Sums can often be closely approximated by integrals.
Viewing $1/lg(i)$ as the area of a rectangle of height $1/lg(i)$ and width $1$ centered at $i$, we have
$$\sum_{i=2}^n \frac{1}{lg(i)} \approx \int_{i=3/2}^{n+1/2} \frac{dx}{lg(x)}.$$
Mathematica expressions for the two sides are
f[n_] := Sum[1/Log[2, i], {i, 2, n}];
g[n_] := Evaluate @ Integrate[1/Log[2, x], {x, 2 - 1/2, n + 1/2}];
A plot shows show close the two areas really are:
With[{n = 10},
Show[Plot[{g[x], g[Round[x]]}, {x, 3/2, n+1/2},
PlotRange -> {Full, {0, Automatic}}, AxesOrigin -> {0, 0}, Filling -> 0],
DiscretePlot[f[i], {i, 2, n}, PlotStyle -> PointSize[0.015],
Filling -> 0, FillingStyle -> Directive[Black, Thick]]]]

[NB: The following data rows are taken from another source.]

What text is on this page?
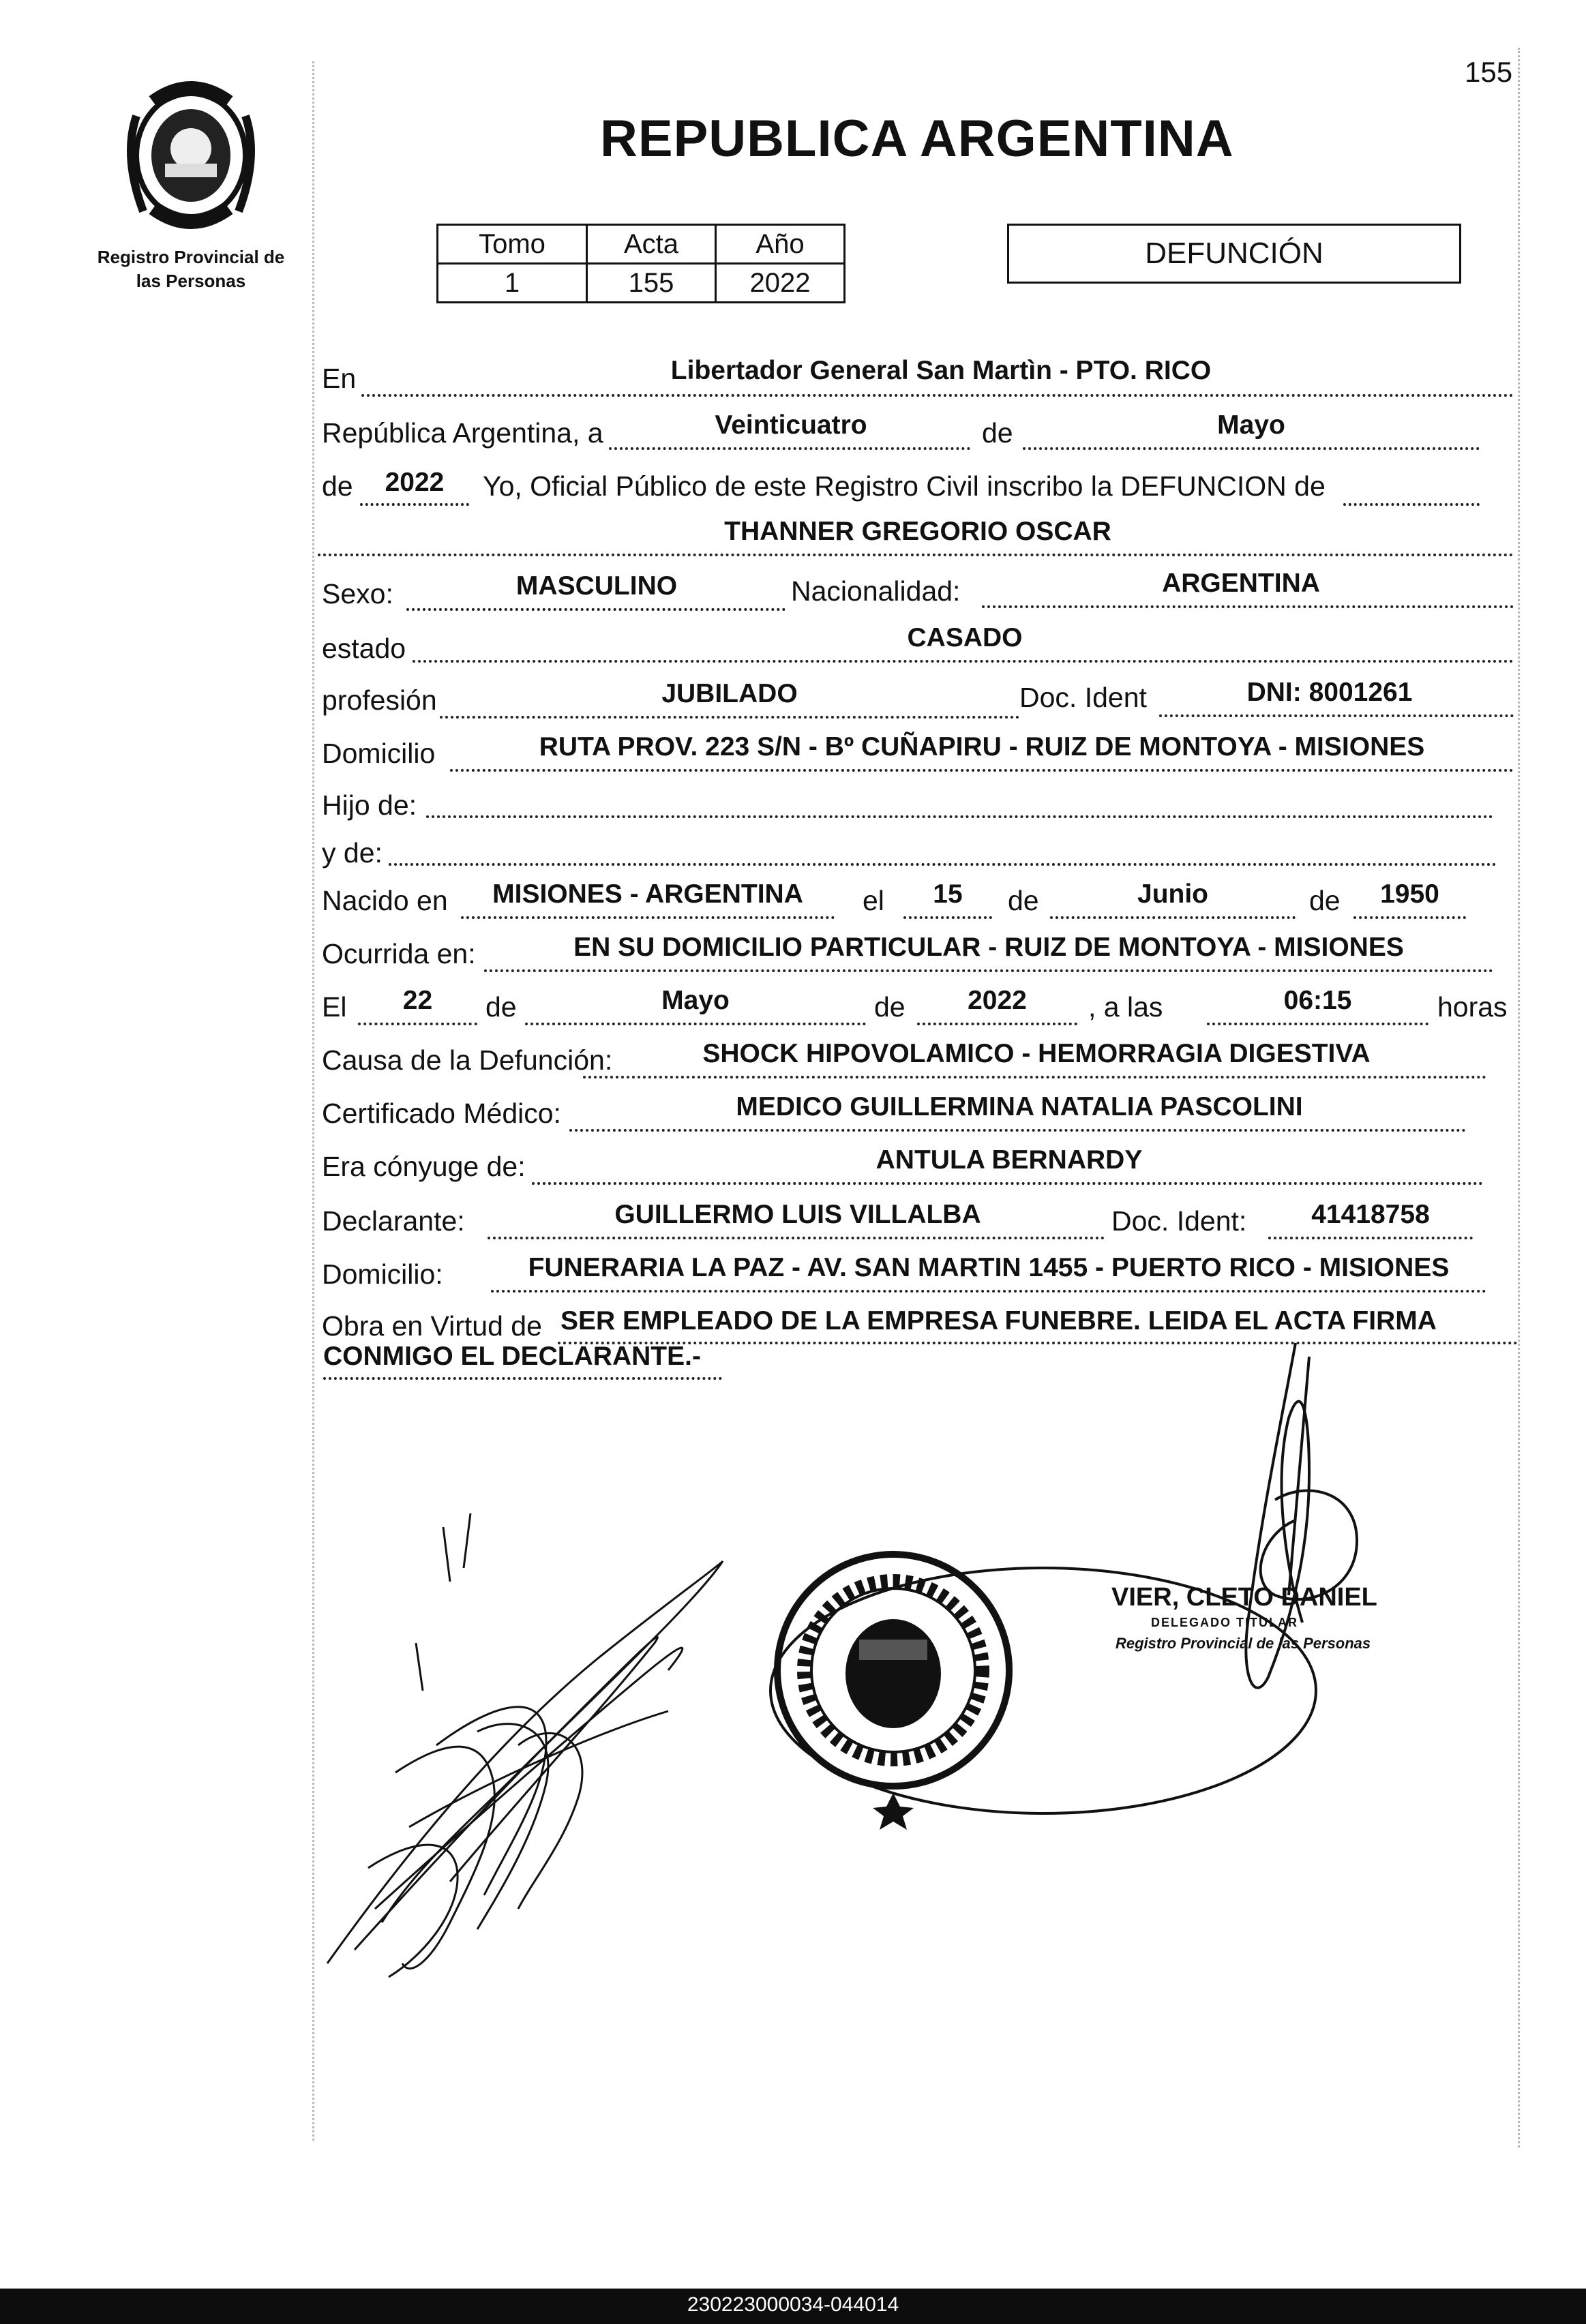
155
Registro Provincial de
las Personas
REPUBLICA ARGENTINA
Tomo	Acta	Año
1	155	2022
DEFUNCIÓN
En	Libertador General San Martìn - PTO. RICO
República Argentina, a	Veinticuatro	de	Mayo
de	2022	Yo, Oficial Público de este Registro Civil inscribo la DEFUNCION de
THANNER GREGORIO OSCAR
Sexo:	MASCULINO	Nacionalidad:	ARGENTINA
estado	CASADO
profesión	JUBILADO	Doc. Ident	DNI: 8001261
Domicilio	RUTA PROV. 223 S/N - Bº CUÑAPIRU - RUIZ DE MONTOYA - MISIONES
Hijo de:
y de:
Nacido en	MISIONES - ARGENTINA	el	15	de	Junio	de	1950
Ocurrida en:	EN SU DOMICILIO PARTICULAR - RUIZ DE MONTOYA - MISIONES
El	22	de	Mayo	de	2022	, a las	06:15	horas
Causa de la Defunción:	SHOCK HIPOVOLAMICO - HEMORRAGIA DIGESTIVA
Certificado Médico:	MEDICO GUILLERMINA NATALIA PASCOLINI
Era cónyuge de:	ANTULA BERNARDY
Declarante:	GUILLERMO LUIS VILLALBA	Doc. Ident:	41418758
Domicilio:	FUNERARIA LA PAZ - AV. SAN MARTIN 1455 - PUERTO RICO - MISIONES
Obra en Virtud de SER EMPLEADO DE LA EMPRESA FUNEBRE. LEIDA EL ACTA FIRMA
CONMIGO EL DECLARANTE.-
VIER, CLETO DANIEL
DELEGADO TITULAR
Registro Provincial de las Personas
230223000034-044014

We can ask what the integral is in closed form:
? g
It is a "LogIntegral". What you're interested in for analysis of algorithms is the aymptotic behavior as the argument grows large. Obtain this with a series expansion:
a = Simplify[Series[LogIntegral[j], {j, Infinity, 1}]]
It's a bit of a mess, but a moment's inspection will reveal that the first half can be ignored--it's just messing around with the possibility that $j$ is complex--and the $i$'s cancel in the second half. So we can invoke Simplify on that second half, obtaining
(j (24 + 6 Log[j] + 2 Log[j]^2 + Log[j]^3 + Log[j]^4))/Log[j]^5
As $j$ grows large, so do all these terms. The two fastest-growing are the $j$ in the numerator and the $\log(j)^5$ in the denominator. Focusing on them, we can determine they are the only ones that matter asymptotically:
Limit[a / ( j/Log[j]), j -> Infinity]
1
As a double check, let's plot how close the evident approximation $f(n) \approx \frac{n}{lg(n)}$ really is as $n$ grows large. The horizontal axis here is logarithmic:
ListPlot[Table[f[n] / (n / Log[2, n]), {n, 10^Range[5]}],
Joined -> True, PlotStyle -> Thick, AxesOrigin -> {0, 1}]
OK, it will take a while before $f(n)$ is very closely approximated by $\frac{n}{lg(n)}$, but up to a small constant multiple it really looks like $T(n) = O(\frac{n}{lg(n)})$.